Traffic of test & set

  • In some machines (e.g., SGI Origin 2000) uncached fetch & op is supported
    • every such instruction will generate a transaction (may be good or bad depending on the support in memory controller; will discuss later)
  • Let us assume that the lock location is cacheable and is kept coherent
    • Every invocation of test & set must generate a bus transaction; Why? What is the transaction?

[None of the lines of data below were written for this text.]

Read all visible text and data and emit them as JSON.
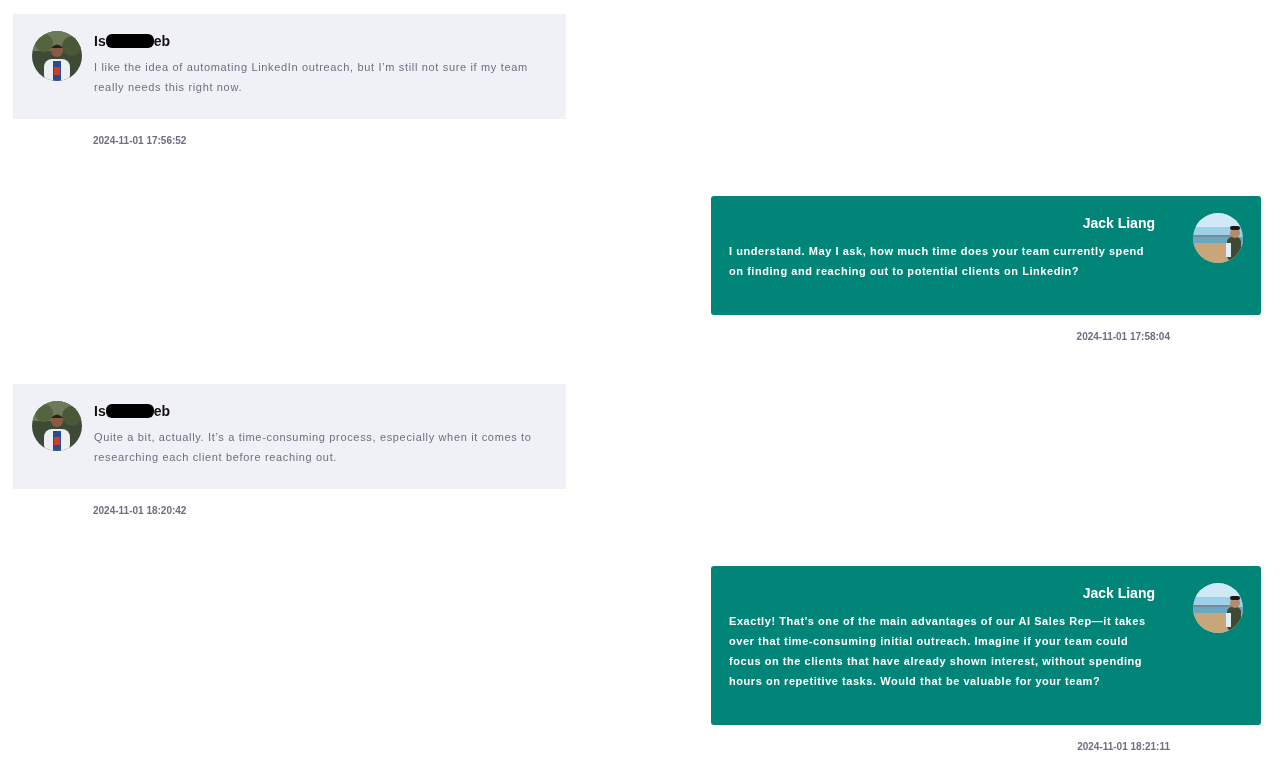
{
  "messages": [
    {
      "kind": "left",
      "sender": {
        "name_start": "Is",
        "name_end": "eb",
        "redacted": true
      },
      "text": "I like the idea of automating LinkedIn outreach, but I’m still not sure if my team really needs this right now.",
      "time": "2024-11-01 17:56:52"
    },
    {
      "kind": "right",
      "sender": {
        "name": "Jack Liang"
      },
      "text": "I understand. May I ask, how much time does your team currently spend on finding and reaching out to potential clients on Linkedin?",
      "time": "2024-11-01 17:58:04"
    },
    {
      "kind": "left",
      "sender": {
        "name_start": "Is",
        "name_end": "eb",
        "redacted": true
      },
      "text": "Quite a bit, actually. It’s a time-consuming process, especially when it comes to researching each client before reaching out.",
      "time": "2024-11-01 18:20:42"
    },
    {
      "kind": "right",
      "sender": {
        "name": "Jack Liang"
      },
      "text": "Exactly! That’s one of the main advantages of our AI Sales Rep—it takes over that time-consuming initial outreach. Imagine if your team could focus on the clients that have already shown interest, without spending  hours on repetitive tasks. Would that be valuable for your team?",
      "time": "2024-11-01 18:21:11"
    }
  ]
}
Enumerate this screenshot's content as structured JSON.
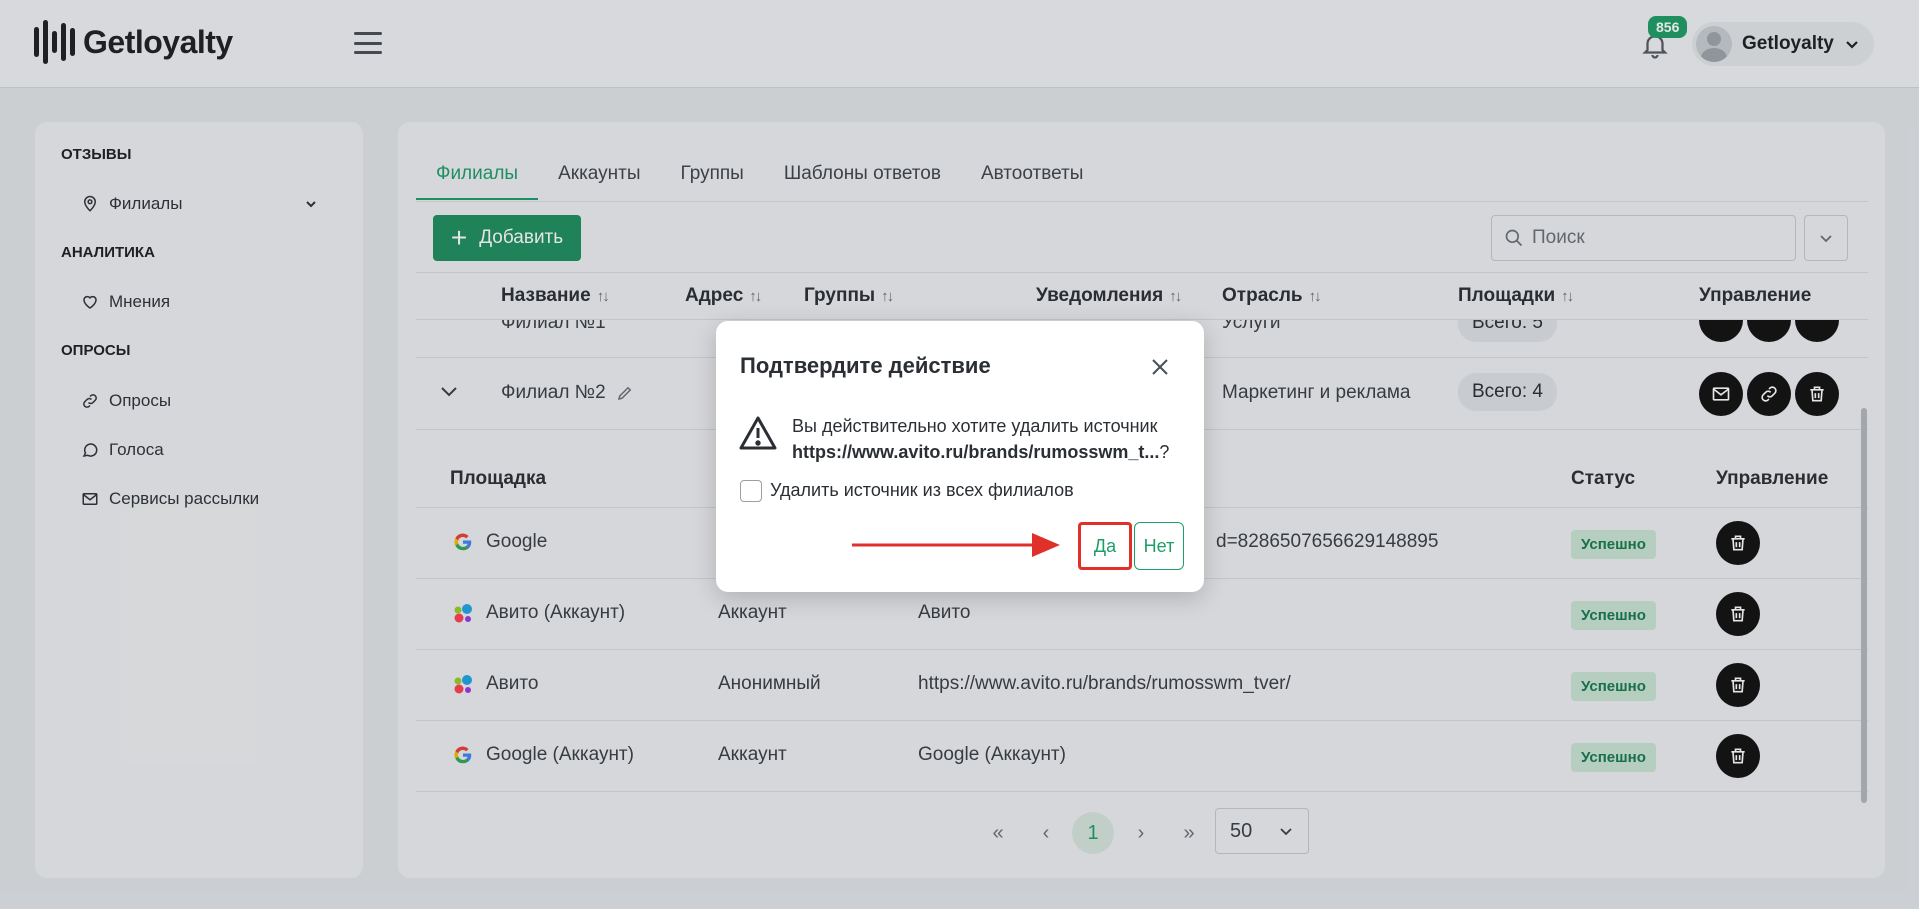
{
  "header": {
    "logo_text": "Getloyalty",
    "notification_count": "856",
    "user_name": "Getloyalty"
  },
  "sidebar": {
    "sections": [
      {
        "title": "ОТЗЫВЫ",
        "items": [
          {
            "label": "Филиалы",
            "icon": "location-pin-icon",
            "expandable": true
          }
        ]
      },
      {
        "title": "АНАЛИТИКА",
        "items": [
          {
            "label": "Мнения",
            "icon": "heart-icon"
          }
        ]
      },
      {
        "title": "ОПРОСЫ",
        "items": [
          {
            "label": "Опросы",
            "icon": "link-icon"
          },
          {
            "label": "Голоса",
            "icon": "chat-bubble-icon"
          },
          {
            "label": "Сервисы рассылки",
            "icon": "mail-icon"
          }
        ]
      }
    ]
  },
  "tabs": [
    {
      "label": "Филиалы",
      "active": true
    },
    {
      "label": "Аккаунты"
    },
    {
      "label": "Группы"
    },
    {
      "label": "Шаблоны ответов"
    },
    {
      "label": "Автоответы"
    }
  ],
  "toolbar": {
    "add_label": "Добавить",
    "search_placeholder": "Поиск"
  },
  "table": {
    "columns": [
      "Название",
      "Адрес",
      "Группы",
      "Уведомления",
      "Отрасль",
      "Площадки",
      "Управление"
    ],
    "rows": [
      {
        "name": "Филиал №1",
        "industry": "Услуги",
        "platforms": "Всего: 5"
      },
      {
        "name": "Филиал №2",
        "industry": "Маркетинг и реклама",
        "platforms": "Всего: 4"
      }
    ]
  },
  "sources": {
    "columns": {
      "platform": "Площадка",
      "status": "Статус",
      "manage": "Управление"
    },
    "rows": [
      {
        "platform": "Google",
        "icon": "google-icon",
        "type": "",
        "link": "d=8286507656629148895",
        "status": "Успешно"
      },
      {
        "platform": "Авито (Аккаунт)",
        "icon": "avito-icon",
        "type": "Аккаунт",
        "link": "Авито",
        "status": "Успешно"
      },
      {
        "platform": "Авито",
        "icon": "avito-icon",
        "type": "Анонимный",
        "link": "https://www.avito.ru/brands/rumosswm_tver/",
        "status": "Успешно"
      },
      {
        "platform": "Google (Аккаунт)",
        "icon": "google-icon",
        "type": "Аккаунт",
        "link": "Google (Аккаунт)",
        "status": "Успешно"
      }
    ]
  },
  "pagination": {
    "first": "«",
    "prev": "‹",
    "current": "1",
    "next": "›",
    "last": "»",
    "per_page": "50"
  },
  "modal": {
    "title": "Подтвердите действие",
    "message": "Вы действительно хотите удалить источник",
    "source": "https://www.avito.ru/brands/rumosswm_t...",
    "suffix": "?",
    "checkbox_label": "Удалить источник из всех филиалов",
    "yes_label": "Да",
    "no_label": "Нет"
  },
  "colors": {
    "accent": "#1e9e67",
    "highlight": "#e0302a"
  }
}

What are the possible states of the cache line holding lock_addr?
    • Therefore all lock contenders repeatedly generate bus transactions even if someone is still in the critical section and is holding the lock
  • Can we improve this?
    • Test & set with backoff

Backoff test & set

  • Instead of retrying immediately wait for a while
    • How long to wait?
    • Waiting for too long may lead to long latency and lost opportunity
    • Constant and variable backoff
    • Special kind of variable backoff: exponential backoff (after the i th attempt the delay is k*ci where k and c are constants)
    • Test & set with exponential backoff works pretty well

                 delay = k
      Lock:   ts register, lock_addr
                 bez register, Enter_CS
                 pause (delay)                /* Can be simulated as a timed loop */
                 delay = delay*c
                 j Lock

Test & test & set

  • Reduce traffic further
    • Before trying test & set make sure that the lock is free

      Lock:  ts register, lock_addr
                bez register, Enter_CS
      Test:   lw register, lock_addr
                bnez register, Test
                j Lock

  • How good is it?
    • In a cacheable lock environment the Test loop will execute from cache until it receives an invalidation (due to store in unlock); at this point the load may return a zero value after fetching the cache line
    • If the location is zero then only everyone will try test & set

TTS traffic analysis

  • Recall that unlock is always a simple store
  • In the worst case everyone will try to enter the CS at the same time
    • First time P transactions for ts and one succeeds; every other processor suffers a miss on the load in Test loop; then loops from cache
    • The lock-holder when unlocking generates an upgrade (why?) and invalidates all others
    • All other processors suffer read miss and get value zero now; so they break Test loop and try ts and the process continues until everyone has visited the CS

      (P+(P-1)+1+(P-1))+((P-1)+(P-2)+1+(P-2))+… = (3P-1) + (3P-4) + (3P-7) + … ~ 1.5P2 asymptotically

    • For distributed shared memory the situation is worse because each invalidation becomes a separate message (more later)